In a historical layby, he became fascinated by a postman’s son whose name was known to history.
Gavrilo Princip, an ethnic Serb, described at his trial as a ‘small, fragile youth’, had intended, as one of a group, to nostalgically assassinate the Archduke Ferdinand at the Latin Bridge in Sarajevo where, a few years earlier, a role model had committed suicide following a failed attempt to murder the incumbent Austrian Governor. Persuaded by circumstances to take up a different position, Princip alone succeeded in shooting to death the 50 year old heir to the Austro-Hungarian Empire (together with wife), and lighting the diplomatic powder trail that exploded into World War.
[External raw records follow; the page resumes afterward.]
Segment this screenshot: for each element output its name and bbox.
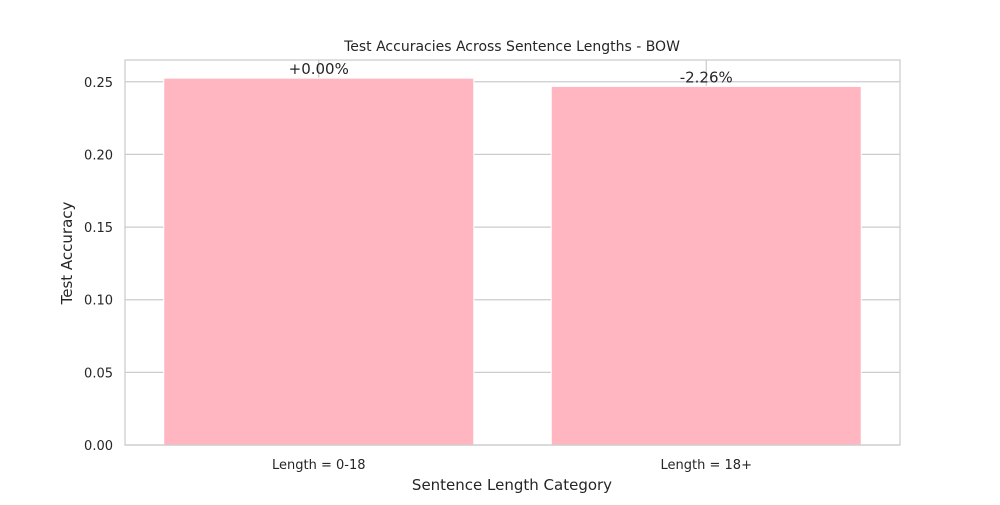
data-label: +0.00% (289, 60, 349, 78)
x-tick-labels: Length = 0-18 Length = 18+ (272, 458, 752, 473)
x-axis-label: Sentence Length Category (412, 476, 612, 494)
bar (550, 85, 862, 446)
y-tick-label: 0.05 (84, 366, 113, 381)
y-tick-label: 0.10 (84, 294, 113, 309)
y-tick-label: 0.20 (84, 148, 113, 163)
x-tick-label: Length = 0-18 (272, 458, 366, 473)
plot-frame (124, 59, 901, 446)
x-tick-label: Length = 18+ (661, 458, 752, 473)
y-axis-label: Test Accuracy (58, 201, 76, 305)
y-tick-label: 0.15 (84, 221, 113, 236)
data-labels: +0.00% -2.26% (289, 60, 733, 86)
y-tick-labels: 0.00 0.05 0.10 0.15 0.20 0.25 (84, 76, 113, 454)
y-tick-label: 0.00 (84, 439, 113, 454)
chart-title: Test Accuracies Across Sentence Lengths … (343, 39, 680, 55)
y-tick-label: 0.25 (84, 76, 113, 91)
bar (163, 77, 475, 446)
data-label: -2.26% (680, 68, 733, 86)
bars (163, 77, 862, 446)
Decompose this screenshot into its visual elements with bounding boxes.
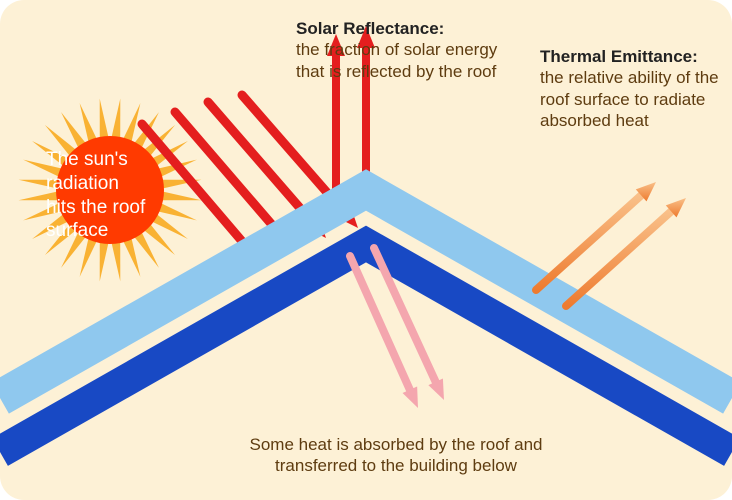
label-heat-absorbed: Some heat is absorbed by the roof and tr… (236, 434, 556, 477)
label-sun-radiation: The sun'sradiationhits the roofsurface (46, 148, 216, 243)
label-solar-reflectance: Solar Reflectance: the fraction of solar… (296, 18, 506, 82)
label-body: Some heat is absorbed by the roof and tr… (250, 435, 543, 475)
label-body: the fraction of solar energy that is ref… (296, 40, 497, 80)
label-body: the relative ability of the roof surface… (540, 68, 719, 130)
label-title: Thermal Emittance: (540, 47, 698, 66)
diagram-canvas: The sun'sradiationhits the roofsurface S… (0, 0, 732, 500)
label-thermal-emittance: Thermal Emittance: the relative ability … (540, 46, 730, 131)
label-title: Solar Reflectance: (296, 19, 444, 38)
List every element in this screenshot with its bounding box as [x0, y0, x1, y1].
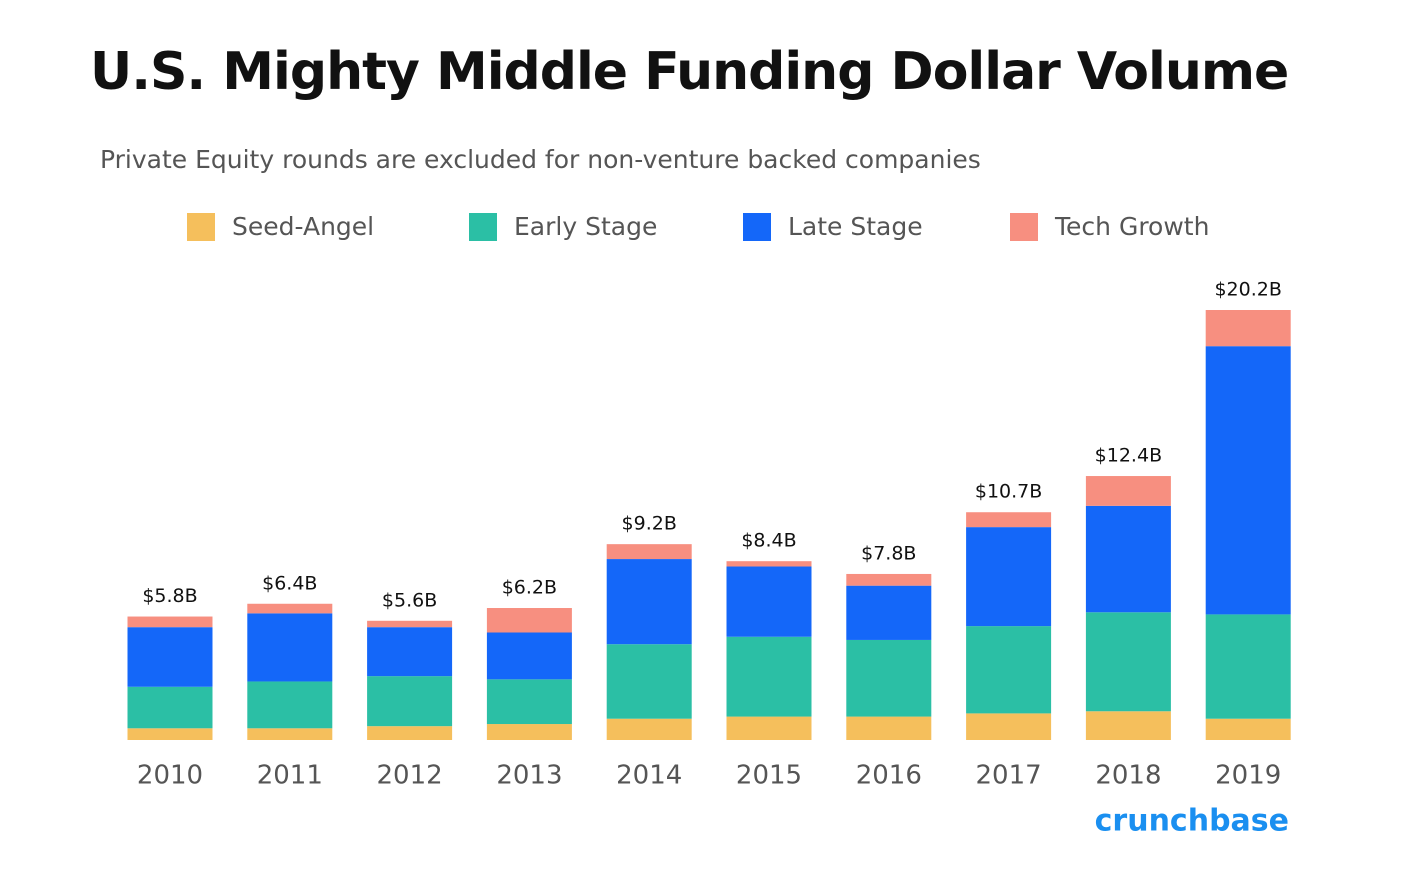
legend-swatch [1010, 213, 1038, 241]
bar-segment [1085, 711, 1171, 740]
x-tick-label: 2014 [616, 761, 682, 791]
total-label: $12.4B [1095, 445, 1162, 467]
bar-segment [966, 713, 1052, 740]
legend-swatch [187, 213, 215, 241]
chart-subtitle: Private Equity rounds are excluded for n… [100, 145, 981, 174]
bar-segment [606, 644, 692, 719]
total-label: $5.6B [382, 589, 437, 611]
total-label: $8.4B [741, 530, 796, 552]
bar-segment [726, 716, 812, 740]
bar-segment [127, 686, 213, 729]
source-logo: crunchbase [1095, 804, 1289, 839]
bar-segment [846, 585, 932, 640]
bar-segment [846, 573, 932, 586]
x-tick-label: 2016 [856, 761, 922, 791]
bar-segment [486, 608, 572, 633]
bar-segment [1085, 505, 1171, 613]
x-tick-label: 2018 [1095, 761, 1161, 791]
bar-segment [1205, 718, 1291, 740]
legend-label: Early Stage [514, 212, 657, 241]
bar-segment [606, 544, 692, 560]
bar-segment [966, 626, 1052, 714]
legend-swatch [469, 213, 497, 241]
legend-label: Late Stage [788, 212, 923, 241]
bar-segment [367, 676, 453, 727]
bar-segment [1205, 310, 1291, 347]
total-label: $6.4B [262, 572, 317, 594]
x-tick-label: 2012 [377, 761, 443, 791]
legend-swatch [743, 213, 771, 241]
bar-segment [247, 728, 333, 740]
legend-label: Seed-Angel [232, 212, 374, 241]
bar-segment [846, 716, 932, 740]
total-label: $6.2B [502, 577, 557, 599]
bar-segment [606, 718, 692, 740]
bar-segment [486, 679, 572, 725]
x-tick-label: 2015 [736, 761, 802, 791]
total-label: $9.2B [622, 513, 677, 535]
bar-segment [367, 620, 453, 628]
total-label: $5.8B [142, 585, 197, 607]
bar-segment [367, 726, 453, 740]
x-tick-label: 2019 [1215, 761, 1281, 791]
bar-segment [726, 636, 812, 717]
bar-segment [127, 728, 213, 740]
x-tick-label: 2017 [976, 761, 1042, 791]
bar-segment [1205, 346, 1291, 615]
bar-segment [247, 603, 333, 614]
bar-segment [726, 566, 812, 637]
total-label: $10.7B [975, 481, 1042, 503]
bar-segment [966, 527, 1052, 627]
bar-segment [486, 632, 572, 680]
x-tick-label: 2011 [257, 761, 323, 791]
chart-title: U.S. Mighty Middle Funding Dollar Volume [90, 42, 1288, 102]
bar-segment [127, 627, 213, 687]
bar-segment [1205, 614, 1291, 719]
total-label: $20.2B [1214, 279, 1281, 301]
bar-segment [1085, 612, 1171, 712]
total-label: $7.8B [861, 542, 916, 564]
bar-segment [127, 616, 213, 628]
x-tick-label: 2013 [496, 761, 562, 791]
bar-segment [247, 613, 333, 682]
bar-segment [966, 512, 1052, 528]
bar-segment [1085, 476, 1171, 506]
bar-segment [486, 724, 572, 740]
legend-label: Tech Growth [1054, 212, 1209, 241]
bar-segment [846, 639, 932, 717]
bar-segment [606, 559, 692, 645]
bar-segment [247, 681, 333, 729]
x-tick-label: 2010 [137, 761, 203, 791]
bar-segment [726, 561, 812, 567]
bar-segment [367, 627, 453, 677]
How apposite a metaphor Princip had become, the activist thought. That ‘fragile youth’, that Serbian spark, had begun destruction of not simply an empire, but a European hierarchy descended from mediaevalism. He aspired to a less lofty goal. The CIA’s burning of a young deck officer at Balikpapan had not been forgotten, and the bully needed to be thrashed.
The activist’s expression relaxed as he gently chided his journey down leafy lanes of memory. He tried to avoid lapsing into a nostalgia whose bubble was warm and whose shades were pastel. Activists like himself were political; no-one was an ideologue nowadays, everyone was much too cynical. Political philosophies had long since succumbed to avarice, or rather their proponents had. Left and right, both walls of the political ravine enriched themselves once in power and to hell with idealism. He was recalling the first pass thrown by the Liverpool University in-house recruiter for MI5 when a waitress stooped alluringly to enquire whether he wished anything further.
“Thank you, no,” slowly raising his eyes to her challenge, “not for now.” The waitress stretched her lips in a professional response, straightening and smoothing her dress. He drank his Earl Grey and rose, smiling and nodding to balding scalps and blue rinses as he negotiated the tables.